Dans deux arrêts du 23 décembre 2010, le Conseil d’Etat a distingué :

  • Les dépenses préparatoires à la cession, qui sont présumées faire partie des frais généraux de l’entreprise, et dont la TVA qui les grève est déductible, sauf si l’administration justifie qu’elles revêtent un caractère purement patrimonial ou qu’elles ont été incorporées au prix de cession,
  • Les dépenses inhérentes à la transaction, que l’on présume présenter un lien direct et immédiat avec l’opération de cession située hors champ de la TVA. La TVA qui grève ces dépenses n’est donc pas déductible, sauf si la holding cédante établit que la dépense n’était pas incorporée au prix de cession.

(CE 23 décembre 2010 n° 307698, « Société Pfizer Holding France » et n° 324181 « SA Michel Thierry »)

Cependant, le cadre dressé par le Conseil d’Etat ne concernait jusque-là que les dépenses antérieures ou concomitantes à la cession. Mais par un arrêt du 28 septembre 2021, le Conseil a complété cet édifice jurisprudentiel, en se prononçant sur des dépenses postérieures à la cession.

Une société holding mixte avait, après la vente des titres de sa filiale, assigné le cessionnaire en paiement d’un dividende et d’une partie du prix de cession, puis déduit la TVA afférente aux frais engendrés par cette procédure, et notamment les honoraires de ses avocats. L’administration avait remis en cause cette déduction, ce que la société holding avait contesté devant le tribunal administratif.

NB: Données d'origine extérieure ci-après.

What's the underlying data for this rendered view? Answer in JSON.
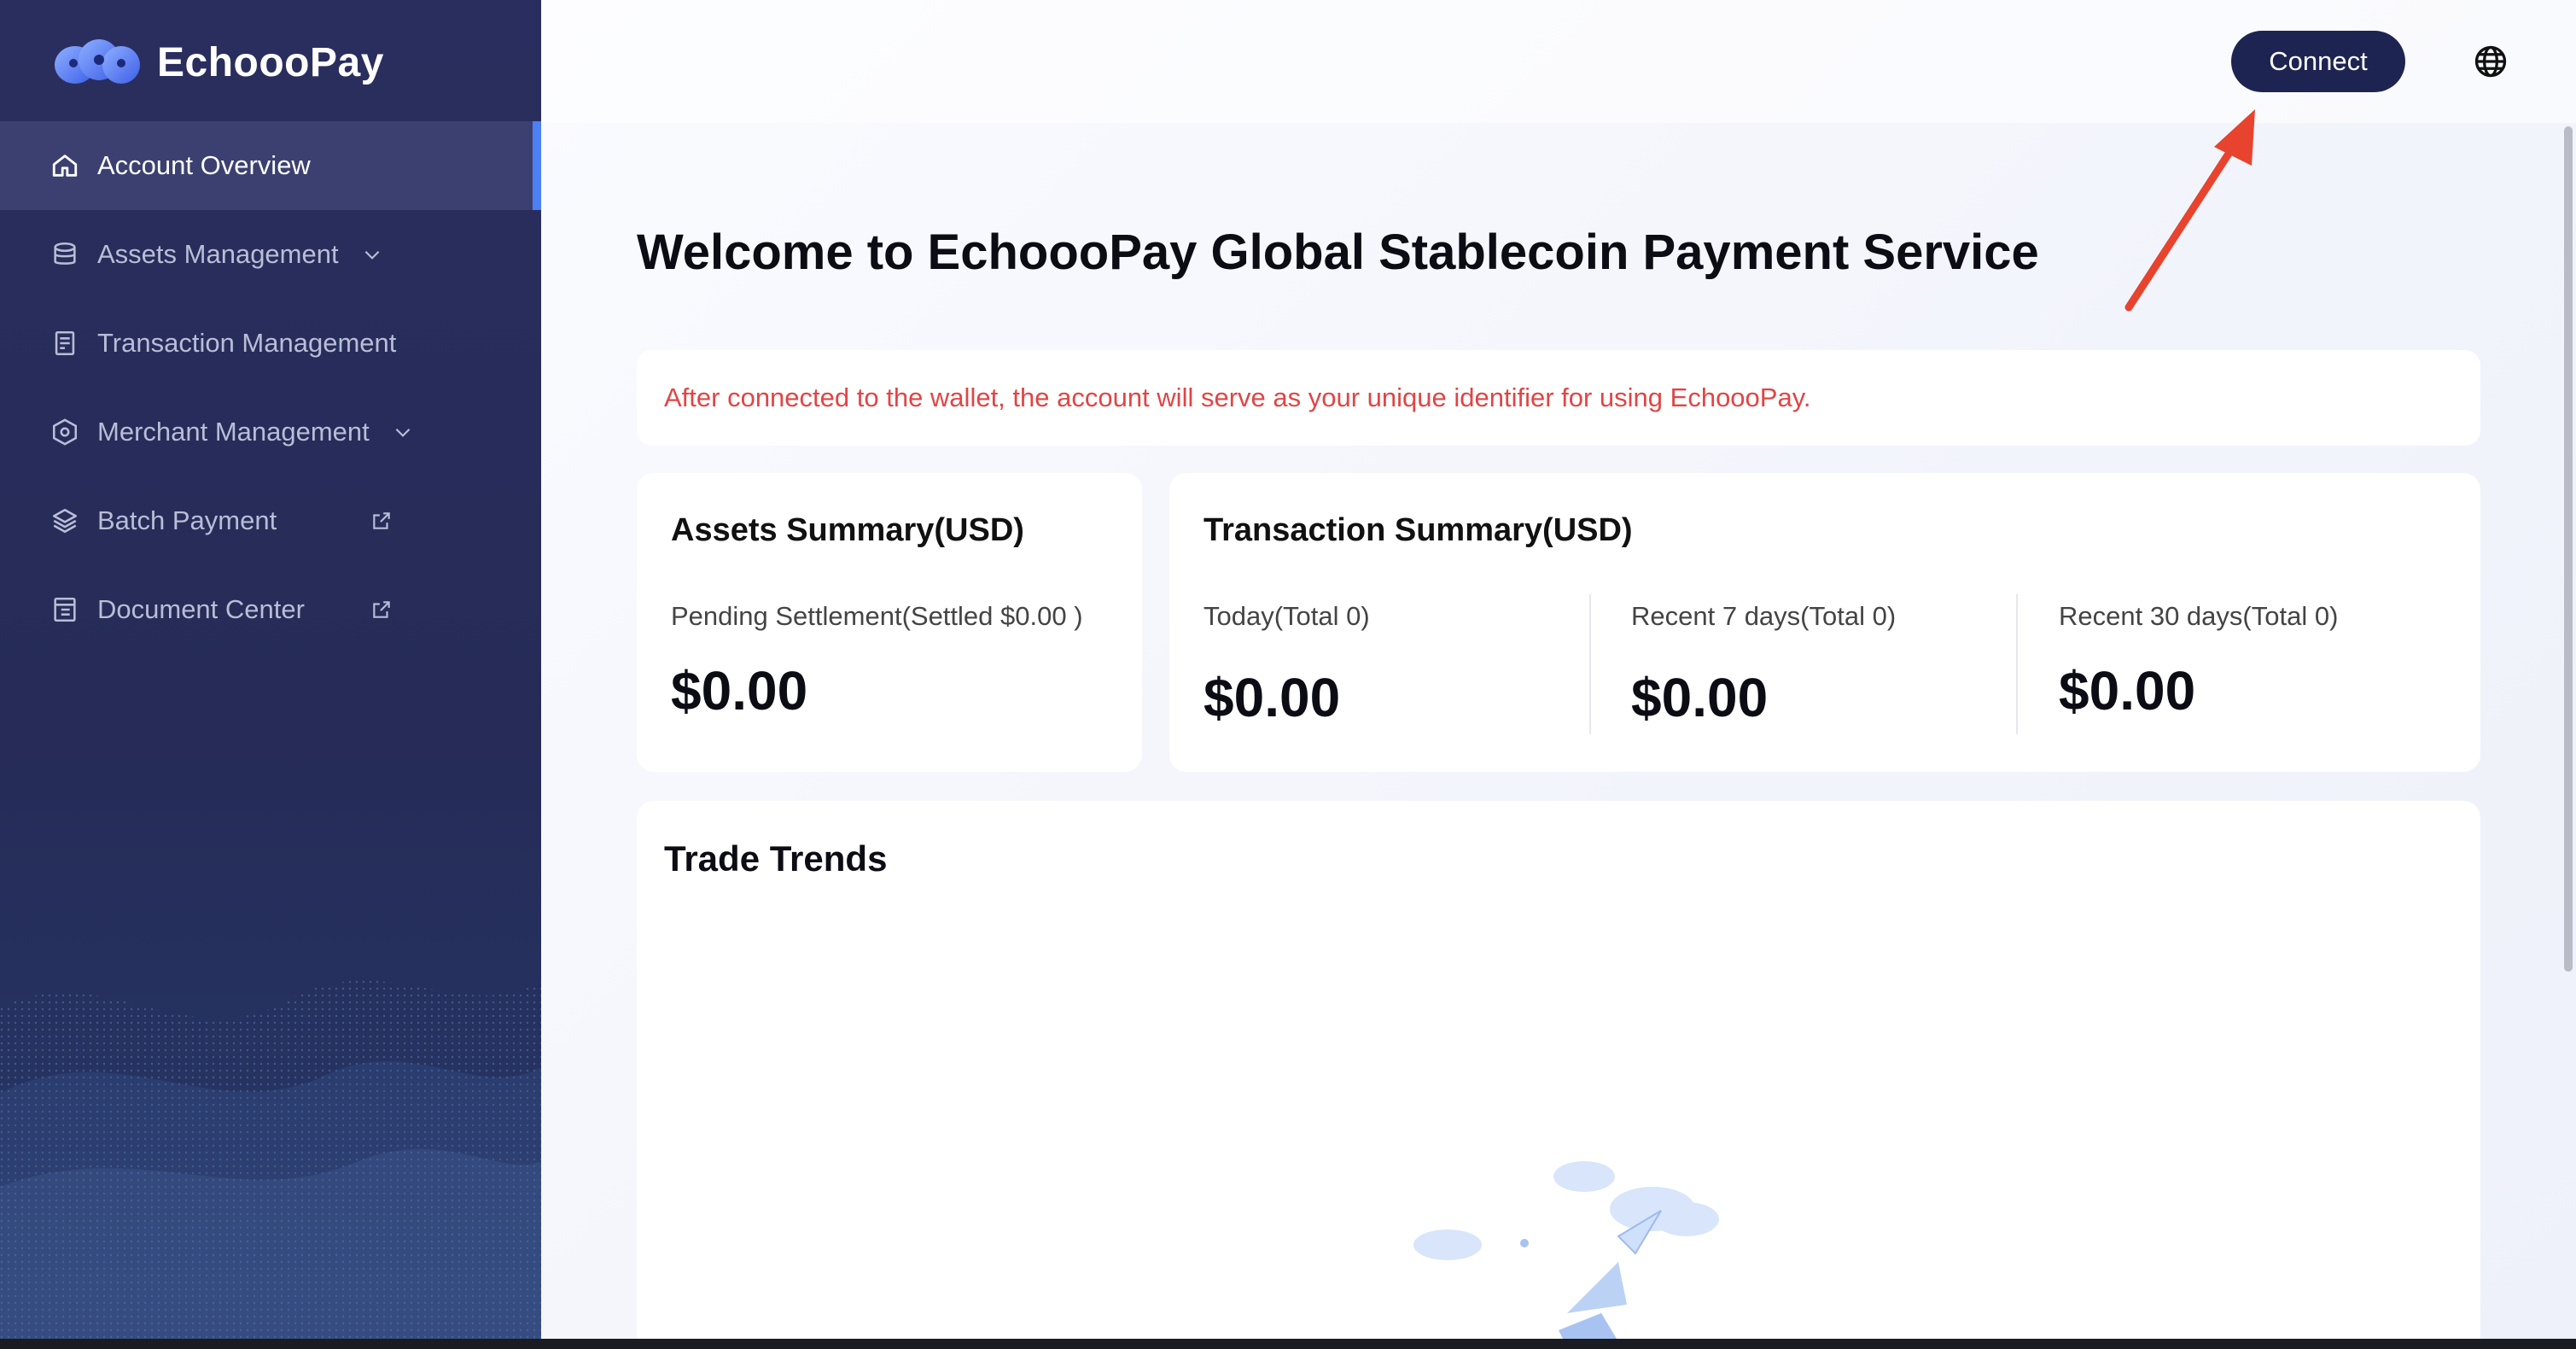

La Cour administrative d’appel (Nancy, 8 avril 2020 n° 18NC03242) avait donné droit à la société, jugeant, de manière assez contradictoire, que la cession des titres avait un caractère purement patrimonial, mais que les dépenses exposées en vue d’obtenir le paiement du prix de cession n’avaient pas été incorporées dans ce prix ; elle en concluait que la TVA ayant grevé les frais d’avocats et d’instance était déductible.

Annulant cet arrêt, le Conseil d’Etat rappelle que « l’existence d’un lien direct et immédiat entre une opération particulière en amont et une ou plusieurs opérations en aval ouvrant droit à déduction est, en principe, nécessaire pour qu’un droit à déduction de la TVA soit reconnu à l’assujetti et pour déterminer l’étendue d’un tel droit. Le droit à déduction de la TVA grevant l’acquisition de biens ou de services en amont suppose que les dépenses effectuées pour acquérir ceux-ci fassent partie des éléments constitutifs du prix des opérations taxées en aval ouvrant droit à déduction. En l’absence d’un tel lien, un assujetti est toutefois fondé à déduire la TVA ayant grevé les biens et les services lorsque les dépenses liées à l’acquisition de ces biens et services font partie de ses frais généraux et sont, en tant que telles, des éléments constitutifs du prix des biens produits ou des services fournis par cet assujetti. »

En l’espèce, dès lors que les dépenses se rattachaient à une opération à caractère purement patrimonial, et ne présentaient pas un lien direct et immédiat avec l’activité économique de la société holding, la TVA les ayant grevées n’était pas déductible.

Enfin, jugeant l’affaire au fond, le Conseil d’Etat relève qu’il n’était pas établi que la société holding se serait immiscée dans la gestion de ses filiales et leur aurait fourni des prestations de services soumises à TVA (ce qui la disqualifiait en holding pure, dont l’activité est située hors champ de la TVA).

Par-delà la solution relative aux frais d’avocats et de justice afférents au contentieux relatif aux cession de titres par des sociétés holdings, cet arrêt illustre à quel point il est crucial, pour une holding mixte, de pouvoir justifier de la réalité de son activité économique et notamment des prestations de services qu’elle rend à ses filiales. Cette question n’est d’ailleurs pas propre à la TVA, puisqu’on la retrouve dans de nombreux régimes fiscaux de faveur (abattement renforcé sur les plus-values, abattement Dutreil etc.) Au vu de l’importance des enjeux, il est important d’être bien conseillé, tant au stade de la rédaction des actes que tout au long de la vie des sociétés.